Fumer expose à un très haut risque cardiovasculaire, même chez un sportif dit en pleine forme. 

Cela peut provoquer un infarctus sur artère saine !

En cause : caillot, spasme artériel, inflammation liés au stress oxydant.
Message clair de la FFC : « Je ne fume pas dans les 2 heures qui précèdent ou qui suivent une activité sportive. »

« Le sport nettoie mes poumons ! »

Une idée reçue encore bien ancrée… mais fausse.
Oui, l’activité physique réduit le risque de cancer et protège de l’initiation tabagique, surtout chez les jeunes. Mais elle ne compense pas les effets du tabac.

Quelques chiffres :

En 2000, 24 % des sportifs fumeurs Vs 31 % de fumeurs non-sportifs.
Chez les 12-24 ans licenciés, 3 fois moins de fumeurs que chez les non-sportifs.
Les sports d’endurance sont plus souvent sans tabac.
Les sports collectifs, eux, comptent encore beaucoup de fumeurs, même à haut niveau.

Et côté performances ?

Le tabagisme régulier diminue significativement les capacités d’endurance (3).

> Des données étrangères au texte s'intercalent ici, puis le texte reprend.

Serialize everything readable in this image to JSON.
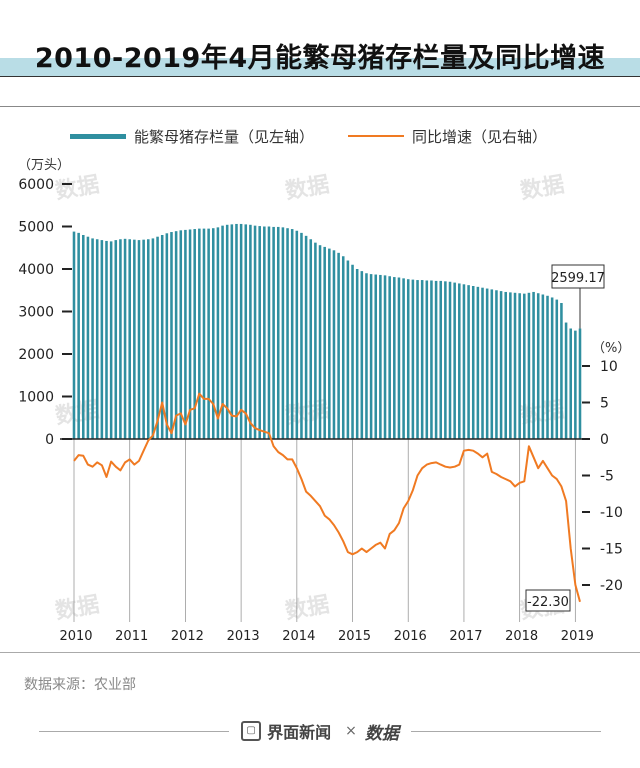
{
  "title": "2010-2019年4月能繁母猪存栏量及同比增速",
  "legend": {
    "bar_label": "能繁母猪存栏量（见左轴）",
    "line_label": "同比增速（见右轴）"
  },
  "axis_units": {
    "left": "（万头）",
    "right": "（%）"
  },
  "source": "数据来源：农业部",
  "footer": {
    "brand1": "界面新闻",
    "separator": "×",
    "brand2": "数据",
    "brand1_icon": "jiemian-logo-icon"
  },
  "watermark": "数据",
  "colors": {
    "bar": "#2f8fa0",
    "line": "#f07a22",
    "band": "#b9dde6"
  },
  "chart_data": {
    "type": "bar+line",
    "left_axis": {
      "ylim": [
        0,
        6000
      ],
      "ticks": [
        0,
        1000,
        2000,
        3000,
        4000,
        5000,
        6000
      ],
      "tick_labels": [
        "0",
        "1000",
        "2000",
        "3000",
        "4000",
        "5000",
        "6000"
      ]
    },
    "right_axis": {
      "ylim": [
        -25,
        12
      ],
      "ticks": [
        10,
        5,
        0,
        -5,
        -10,
        -15,
        -20
      ],
      "tick_labels": [
        "10",
        "5",
        "0",
        "-5",
        "-10",
        "-15",
        "-20"
      ]
    },
    "x_labels": [
      "2010",
      "2011",
      "2012",
      "2013",
      "2014",
      "2015",
      "2016",
      "2017",
      "2018",
      "2019"
    ],
    "period": "2010-01 to 2019-04 (monthly)",
    "series": [
      {
        "name": "能繁母猪存栏量",
        "axis": "left",
        "values": [
          4880,
          4850,
          4800,
          4760,
          4720,
          4700,
          4680,
          4660,
          4650,
          4680,
          4700,
          4710,
          4700,
          4690,
          4680,
          4690,
          4700,
          4720,
          4760,
          4800,
          4840,
          4870,
          4890,
          4910,
          4920,
          4930,
          4940,
          4950,
          4950,
          4950,
          4960,
          4980,
          5020,
          5040,
          5050,
          5060,
          5060,
          5050,
          5040,
          5020,
          5010,
          5000,
          5000,
          4990,
          4990,
          4980,
          4960,
          4940,
          4900,
          4850,
          4780,
          4700,
          4620,
          4560,
          4520,
          4480,
          4440,
          4380,
          4300,
          4200,
          4100,
          4000,
          3950,
          3900,
          3880,
          3870,
          3860,
          3850,
          3830,
          3810,
          3800,
          3780,
          3760,
          3750,
          3740,
          3740,
          3730,
          3730,
          3720,
          3720,
          3710,
          3700,
          3680,
          3660,
          3640,
          3620,
          3600,
          3580,
          3560,
          3540,
          3520,
          3500,
          3480,
          3460,
          3450,
          3440,
          3430,
          3420,
          3440,
          3460,
          3430,
          3400,
          3370,
          3330,
          3280,
          3200,
          2740,
          2600,
          2550,
          2599.17
        ],
        "end_label": "2599.17"
      },
      {
        "name": "同比增速",
        "axis": "right",
        "values": [
          -3,
          -2.2,
          -2.3,
          -3.5,
          -3.8,
          -3.2,
          -3.6,
          -5.2,
          -3.1,
          -3.8,
          -4.3,
          -3.2,
          -2.8,
          -3.5,
          -3.0,
          -1.6,
          -0.2,
          0.5,
          2.5,
          5.0,
          2.0,
          0.8,
          3.2,
          3.5,
          2.0,
          4.0,
          4.2,
          6.2,
          5.5,
          5.5,
          4.8,
          2.8,
          4.8,
          4.2,
          3.2,
          3.1,
          4.0,
          3.5,
          2.2,
          1.5,
          1.2,
          1.0,
          0.8,
          -1.0,
          -1.8,
          -2.2,
          -2.8,
          -2.8,
          -4.0,
          -5.5,
          -7.2,
          -7.8,
          -8.5,
          -9.2,
          -10.5,
          -11.0,
          -11.8,
          -12.8,
          -14.0,
          -15.5,
          -15.8,
          -15.5,
          -15.0,
          -15.5,
          -15.0,
          -14.5,
          -14.2,
          -15.0,
          -13.0,
          -12.5,
          -11.5,
          -9.5,
          -8.5,
          -7.0,
          -5.0,
          -4.0,
          -3.5,
          -3.3,
          -3.2,
          -3.5,
          -3.8,
          -3.9,
          -3.8,
          -3.5,
          -1.6,
          -1.5,
          -1.6,
          -2.0,
          -2.5,
          -2.0,
          -4.5,
          -4.8,
          -5.2,
          -5.5,
          -5.8,
          -6.5,
          -6.0,
          -5.8,
          -1.0,
          -2.5,
          -4.0,
          -3.0,
          -4.0,
          -5.0,
          -5.5,
          -6.5,
          -8.5,
          -15.0,
          -20.0,
          -22.3
        ],
        "end_label": "-22.30"
      }
    ]
  }
}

Pour qu’une activité physique sportive soit confortable, performante et bénéfique pour l’organisme, les muscles doivent recevoir un sang le plus riche possible en oxygène. Le monoxyde de carbone lié au tabagisme, perturbe profondément cet apport en oxygène à tous les niveaux, avec un effet irritant et inflammatoire au niveau bronchique. Le myocarde, étant lui-même soumis à cette mauvaise oxygénation, il est dans des conditions non optimales pour assurer l' adaptation de débit nécessaire : les besoins tissulaires en oxygène sont augmentés et doivent être compensés par une augmentation du débit circulatoire et du travail cardiaque. 

Et pour arrêter ?

L’activité physique est un excellent allié du sevrage! Elle aide à mieux vivre le syndrome de sevrage, réduit le craving, les affects négatifs et limite la prise de poids (4).